I was toying around with checkpoint_sequential and didn’t notice any substantial different (and if a tall, a slight 1-2% increase in memory use).

a) Before moving onto my more complicated models, I tried this with AlexNet and VGG-16 (maybe those are too small to see an effect?). Below is the shorter AlexNet as an example:

class AlexNet(nn.Module):

    def __init__(self, num_classes):
        super(AlexNet, self).__init__()

        self.features = nn.Sequential(
            nn.Conv2d(3, 64, kernel_size=11, stride=4, padding=2),
            nn.ReLU(inplace=True),
            nn.MaxPool2d(kernel_size=3, stride=2),
            nn.Conv2d(64, 192, kernel_size=5, padding=2),
            nn.ReLU(inplace=True),
            nn.MaxPool2d(kernel_size=3, stride=2),
            nn.Conv2d(192, 384, kernel_size=3, padding=1),
            nn.ReLU(inplace=True),
            nn.Conv2d(384, 256, kernel_size=3, padding=1),
            nn.ReLU(inplace=True),
            nn.Conv2d(256, 256, kernel_size=3, padding=1),
            nn.ReLU(inplace=True),
            nn.MaxPool2d(kernel_size=3, stride=2),
        )
        self.avgpool = nn.AdaptiveAvgPool2d((6, 6))
        self.classifier = nn.Sequential(
            nn.Dropout(0.5),
            nn.Linear(256 * 6 * 6, 4096),
            nn.ReLU(inplace=True),
            nn.Dropout(0.5),
            nn.Linear(4096, 4096),
            nn.ReLU(inplace=True),
            nn.Linear(4096, num_classes)
        )
        
        self.feature_modules = [module for k, module in self.features._modules.items()]
        self.classifier_modules = [module for k, module in self.classifier._modules.items()]

    def forward(self, x):
        
        x.requires_grad = True
        
        x = checkpoint_sequential(functions=self.feature_modules, 
                                  segments=2, 
                                  input=x)
        
        x = self.avgpool(x)
        x = x.view(x.size(0), 256 * 6 * 6)
        logits = checkpoint_sequential(functions=self.classifier_modules, 
                                       segments=2, 
                                       input=x)
        
        return logits

Is there something weird about how I am using checkpoint_sequential? The code example in torch.utils.checkpoint — PyTorch 1.7.0 documentation shows

>>> model = nn.Sequential(...)
>>> input_var = checkpoint_sequential(model, chunks, input_var)

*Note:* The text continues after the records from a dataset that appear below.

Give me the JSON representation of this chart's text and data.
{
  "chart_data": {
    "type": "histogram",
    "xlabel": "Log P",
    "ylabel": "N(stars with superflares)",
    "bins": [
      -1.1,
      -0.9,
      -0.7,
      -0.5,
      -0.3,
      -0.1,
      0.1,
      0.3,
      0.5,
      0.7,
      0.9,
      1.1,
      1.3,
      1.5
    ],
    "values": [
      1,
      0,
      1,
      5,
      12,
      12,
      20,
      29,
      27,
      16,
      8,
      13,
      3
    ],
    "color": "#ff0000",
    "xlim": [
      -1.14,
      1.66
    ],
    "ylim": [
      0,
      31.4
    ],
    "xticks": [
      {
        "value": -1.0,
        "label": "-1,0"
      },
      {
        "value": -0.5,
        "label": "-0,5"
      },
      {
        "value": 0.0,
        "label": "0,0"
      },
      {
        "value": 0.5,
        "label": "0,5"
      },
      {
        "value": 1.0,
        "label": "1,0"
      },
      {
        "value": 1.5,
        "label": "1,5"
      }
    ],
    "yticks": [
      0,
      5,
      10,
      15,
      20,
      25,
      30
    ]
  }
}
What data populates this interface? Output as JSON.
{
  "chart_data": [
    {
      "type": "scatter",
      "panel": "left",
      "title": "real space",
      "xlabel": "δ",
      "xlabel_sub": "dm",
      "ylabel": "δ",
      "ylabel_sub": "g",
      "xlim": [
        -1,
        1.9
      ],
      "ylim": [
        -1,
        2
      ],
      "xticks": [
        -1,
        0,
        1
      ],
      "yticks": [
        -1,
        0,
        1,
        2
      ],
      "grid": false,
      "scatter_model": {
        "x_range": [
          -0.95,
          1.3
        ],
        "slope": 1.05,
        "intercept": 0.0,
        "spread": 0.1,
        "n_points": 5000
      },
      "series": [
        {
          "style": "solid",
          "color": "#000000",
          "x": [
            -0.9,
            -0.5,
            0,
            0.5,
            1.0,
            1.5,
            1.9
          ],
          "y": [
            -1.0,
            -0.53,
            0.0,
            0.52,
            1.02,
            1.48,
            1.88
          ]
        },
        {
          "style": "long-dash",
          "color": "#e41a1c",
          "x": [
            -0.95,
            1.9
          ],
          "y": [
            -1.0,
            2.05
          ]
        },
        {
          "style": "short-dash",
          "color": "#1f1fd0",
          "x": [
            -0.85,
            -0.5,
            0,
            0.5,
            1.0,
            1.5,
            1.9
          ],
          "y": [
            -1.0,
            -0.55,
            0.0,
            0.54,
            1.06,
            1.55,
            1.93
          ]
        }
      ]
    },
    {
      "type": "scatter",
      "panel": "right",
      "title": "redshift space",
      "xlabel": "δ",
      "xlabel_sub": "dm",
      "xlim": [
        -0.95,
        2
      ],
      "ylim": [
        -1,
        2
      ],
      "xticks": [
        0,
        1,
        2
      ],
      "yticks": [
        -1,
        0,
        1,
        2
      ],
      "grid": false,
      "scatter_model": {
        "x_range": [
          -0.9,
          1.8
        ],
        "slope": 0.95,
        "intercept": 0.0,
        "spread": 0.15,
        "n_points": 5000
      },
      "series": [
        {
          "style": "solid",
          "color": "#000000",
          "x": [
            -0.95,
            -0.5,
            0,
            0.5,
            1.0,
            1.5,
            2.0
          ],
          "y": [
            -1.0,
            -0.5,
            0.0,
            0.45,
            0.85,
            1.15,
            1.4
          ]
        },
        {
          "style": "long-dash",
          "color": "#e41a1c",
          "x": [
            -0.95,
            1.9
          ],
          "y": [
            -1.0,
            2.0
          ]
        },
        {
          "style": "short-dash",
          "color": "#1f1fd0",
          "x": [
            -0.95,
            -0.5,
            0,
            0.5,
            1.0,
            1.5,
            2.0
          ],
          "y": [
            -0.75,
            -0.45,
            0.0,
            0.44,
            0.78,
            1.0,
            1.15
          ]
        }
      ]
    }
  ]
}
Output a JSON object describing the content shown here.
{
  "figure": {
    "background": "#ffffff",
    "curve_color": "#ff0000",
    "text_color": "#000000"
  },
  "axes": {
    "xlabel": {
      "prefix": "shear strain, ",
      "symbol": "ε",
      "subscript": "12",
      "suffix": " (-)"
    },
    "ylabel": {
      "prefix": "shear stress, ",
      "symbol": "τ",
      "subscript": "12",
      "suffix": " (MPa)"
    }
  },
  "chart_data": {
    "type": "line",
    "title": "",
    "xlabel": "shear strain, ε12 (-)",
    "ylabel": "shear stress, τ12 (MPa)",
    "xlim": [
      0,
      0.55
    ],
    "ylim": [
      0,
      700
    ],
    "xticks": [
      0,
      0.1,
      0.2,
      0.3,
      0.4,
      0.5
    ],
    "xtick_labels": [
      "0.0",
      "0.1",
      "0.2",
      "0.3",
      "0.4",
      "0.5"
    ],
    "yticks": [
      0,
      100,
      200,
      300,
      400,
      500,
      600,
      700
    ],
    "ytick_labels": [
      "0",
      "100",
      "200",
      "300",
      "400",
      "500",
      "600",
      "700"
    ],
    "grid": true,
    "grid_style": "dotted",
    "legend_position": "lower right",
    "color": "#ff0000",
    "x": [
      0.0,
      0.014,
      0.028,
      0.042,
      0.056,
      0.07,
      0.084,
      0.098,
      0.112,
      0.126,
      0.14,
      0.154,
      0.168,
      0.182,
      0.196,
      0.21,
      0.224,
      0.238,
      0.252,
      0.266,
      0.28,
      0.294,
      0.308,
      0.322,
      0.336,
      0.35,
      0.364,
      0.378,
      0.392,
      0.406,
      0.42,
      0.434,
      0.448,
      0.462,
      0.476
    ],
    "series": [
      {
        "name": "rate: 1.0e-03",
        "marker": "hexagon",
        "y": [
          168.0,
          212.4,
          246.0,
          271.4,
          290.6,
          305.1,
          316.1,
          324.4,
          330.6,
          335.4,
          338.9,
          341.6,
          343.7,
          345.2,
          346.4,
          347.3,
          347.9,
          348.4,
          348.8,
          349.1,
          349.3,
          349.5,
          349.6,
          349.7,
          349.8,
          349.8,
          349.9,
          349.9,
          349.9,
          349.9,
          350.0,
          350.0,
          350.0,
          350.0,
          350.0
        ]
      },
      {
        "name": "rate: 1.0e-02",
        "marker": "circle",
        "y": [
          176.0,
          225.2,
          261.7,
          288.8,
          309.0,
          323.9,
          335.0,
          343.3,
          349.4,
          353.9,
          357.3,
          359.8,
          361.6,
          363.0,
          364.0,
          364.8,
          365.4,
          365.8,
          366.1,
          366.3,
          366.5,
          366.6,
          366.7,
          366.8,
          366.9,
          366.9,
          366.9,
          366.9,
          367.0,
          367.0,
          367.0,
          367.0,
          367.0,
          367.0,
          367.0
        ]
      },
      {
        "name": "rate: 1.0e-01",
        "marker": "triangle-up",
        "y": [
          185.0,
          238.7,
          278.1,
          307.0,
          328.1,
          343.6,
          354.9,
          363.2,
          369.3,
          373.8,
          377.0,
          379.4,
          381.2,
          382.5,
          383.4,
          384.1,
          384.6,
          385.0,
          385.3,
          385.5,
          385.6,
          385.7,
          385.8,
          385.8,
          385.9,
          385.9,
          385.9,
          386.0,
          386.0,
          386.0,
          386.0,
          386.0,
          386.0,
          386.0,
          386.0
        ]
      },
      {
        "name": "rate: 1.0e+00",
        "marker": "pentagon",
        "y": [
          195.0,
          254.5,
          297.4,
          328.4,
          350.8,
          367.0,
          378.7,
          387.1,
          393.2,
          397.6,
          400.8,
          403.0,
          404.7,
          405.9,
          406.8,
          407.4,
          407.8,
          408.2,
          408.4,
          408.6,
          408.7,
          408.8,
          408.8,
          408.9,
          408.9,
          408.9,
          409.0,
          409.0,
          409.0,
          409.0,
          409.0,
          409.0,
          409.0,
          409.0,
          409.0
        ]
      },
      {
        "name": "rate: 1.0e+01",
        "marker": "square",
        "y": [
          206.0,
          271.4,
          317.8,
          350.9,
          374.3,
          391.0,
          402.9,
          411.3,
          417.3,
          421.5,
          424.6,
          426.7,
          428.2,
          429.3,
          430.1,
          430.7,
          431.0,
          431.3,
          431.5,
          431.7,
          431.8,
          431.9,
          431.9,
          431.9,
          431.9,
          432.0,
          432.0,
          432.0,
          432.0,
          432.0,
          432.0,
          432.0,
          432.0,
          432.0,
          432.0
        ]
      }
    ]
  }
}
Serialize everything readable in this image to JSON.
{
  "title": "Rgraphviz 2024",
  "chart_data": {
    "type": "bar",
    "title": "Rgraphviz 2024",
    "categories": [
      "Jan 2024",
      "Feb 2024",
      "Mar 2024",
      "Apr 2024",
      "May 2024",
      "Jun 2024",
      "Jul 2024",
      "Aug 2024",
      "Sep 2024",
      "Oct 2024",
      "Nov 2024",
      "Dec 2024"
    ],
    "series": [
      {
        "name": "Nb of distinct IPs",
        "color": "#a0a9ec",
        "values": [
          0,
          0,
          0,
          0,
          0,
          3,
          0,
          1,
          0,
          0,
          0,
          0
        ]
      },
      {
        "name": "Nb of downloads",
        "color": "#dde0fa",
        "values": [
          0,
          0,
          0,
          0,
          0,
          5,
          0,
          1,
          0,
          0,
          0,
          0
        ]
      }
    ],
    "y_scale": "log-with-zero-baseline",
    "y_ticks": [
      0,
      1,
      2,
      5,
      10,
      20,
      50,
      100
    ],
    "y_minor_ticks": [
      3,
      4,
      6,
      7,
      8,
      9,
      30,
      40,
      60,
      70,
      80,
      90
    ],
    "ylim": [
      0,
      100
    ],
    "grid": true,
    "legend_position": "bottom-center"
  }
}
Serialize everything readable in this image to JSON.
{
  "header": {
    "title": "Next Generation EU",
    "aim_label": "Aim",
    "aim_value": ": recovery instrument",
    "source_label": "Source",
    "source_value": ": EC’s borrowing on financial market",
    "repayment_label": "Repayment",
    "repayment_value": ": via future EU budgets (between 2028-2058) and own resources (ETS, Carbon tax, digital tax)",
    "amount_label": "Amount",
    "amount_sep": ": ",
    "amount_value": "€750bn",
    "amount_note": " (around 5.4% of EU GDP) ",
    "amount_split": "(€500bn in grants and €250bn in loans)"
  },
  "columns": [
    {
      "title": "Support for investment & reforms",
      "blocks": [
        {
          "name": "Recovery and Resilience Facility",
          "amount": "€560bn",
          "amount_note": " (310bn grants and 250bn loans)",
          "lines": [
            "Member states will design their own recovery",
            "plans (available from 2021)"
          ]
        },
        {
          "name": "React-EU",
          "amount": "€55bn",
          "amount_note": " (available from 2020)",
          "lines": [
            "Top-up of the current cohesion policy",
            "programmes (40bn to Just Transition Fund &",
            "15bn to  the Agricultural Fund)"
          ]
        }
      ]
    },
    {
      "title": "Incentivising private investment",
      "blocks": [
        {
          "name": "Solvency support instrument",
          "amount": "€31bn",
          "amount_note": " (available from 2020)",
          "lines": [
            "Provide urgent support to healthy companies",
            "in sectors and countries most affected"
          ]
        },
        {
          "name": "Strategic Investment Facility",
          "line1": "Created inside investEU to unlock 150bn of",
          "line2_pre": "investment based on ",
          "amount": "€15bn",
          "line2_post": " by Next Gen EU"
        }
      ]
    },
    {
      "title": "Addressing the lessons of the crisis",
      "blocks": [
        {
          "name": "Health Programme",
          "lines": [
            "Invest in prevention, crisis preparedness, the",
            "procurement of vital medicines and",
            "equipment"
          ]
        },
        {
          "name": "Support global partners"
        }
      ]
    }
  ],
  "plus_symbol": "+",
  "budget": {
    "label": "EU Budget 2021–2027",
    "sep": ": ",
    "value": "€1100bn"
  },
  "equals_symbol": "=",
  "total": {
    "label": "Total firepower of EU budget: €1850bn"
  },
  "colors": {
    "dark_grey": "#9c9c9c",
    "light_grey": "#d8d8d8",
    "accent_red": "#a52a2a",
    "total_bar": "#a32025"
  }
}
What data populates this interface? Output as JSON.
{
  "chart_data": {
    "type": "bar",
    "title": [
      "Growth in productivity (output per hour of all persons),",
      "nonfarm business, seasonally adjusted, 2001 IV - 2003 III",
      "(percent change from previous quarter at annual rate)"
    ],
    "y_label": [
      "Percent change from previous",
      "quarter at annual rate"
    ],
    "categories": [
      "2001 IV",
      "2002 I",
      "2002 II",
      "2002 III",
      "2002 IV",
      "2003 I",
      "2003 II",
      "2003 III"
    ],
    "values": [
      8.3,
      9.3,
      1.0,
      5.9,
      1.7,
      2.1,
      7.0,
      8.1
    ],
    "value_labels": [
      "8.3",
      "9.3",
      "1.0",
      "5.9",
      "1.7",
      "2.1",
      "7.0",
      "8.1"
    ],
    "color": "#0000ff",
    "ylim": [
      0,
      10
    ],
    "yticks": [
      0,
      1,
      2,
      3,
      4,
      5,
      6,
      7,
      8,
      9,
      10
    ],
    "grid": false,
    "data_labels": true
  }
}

which is essentially what I am doing above.

PS: I was monitoring max memory use with nvidia-smi with and without checkpoint sequential.

I also tried

import tracemalloc


tracemalloc.start()

# train code

current, peak =  tracemalloc.get_traced_memory()
print(f"{current:0.2f} Gb, {peak:0.2f} Gb")
tracemalloc.stop()

for the scenario with and without checkpoint_sequential. The case with checkpoint_sequential seems to consume slightly more (not less) memory, which is odd!?

EDIT: I added a full example with the code above here: deeplearning-models/gradient-checkpointing-alexnet.ipynb at master · rasbt/deeplearning-models · GitHub

EDIT2: Reducing the number of segments to 1 improved memory efficiency by 20%.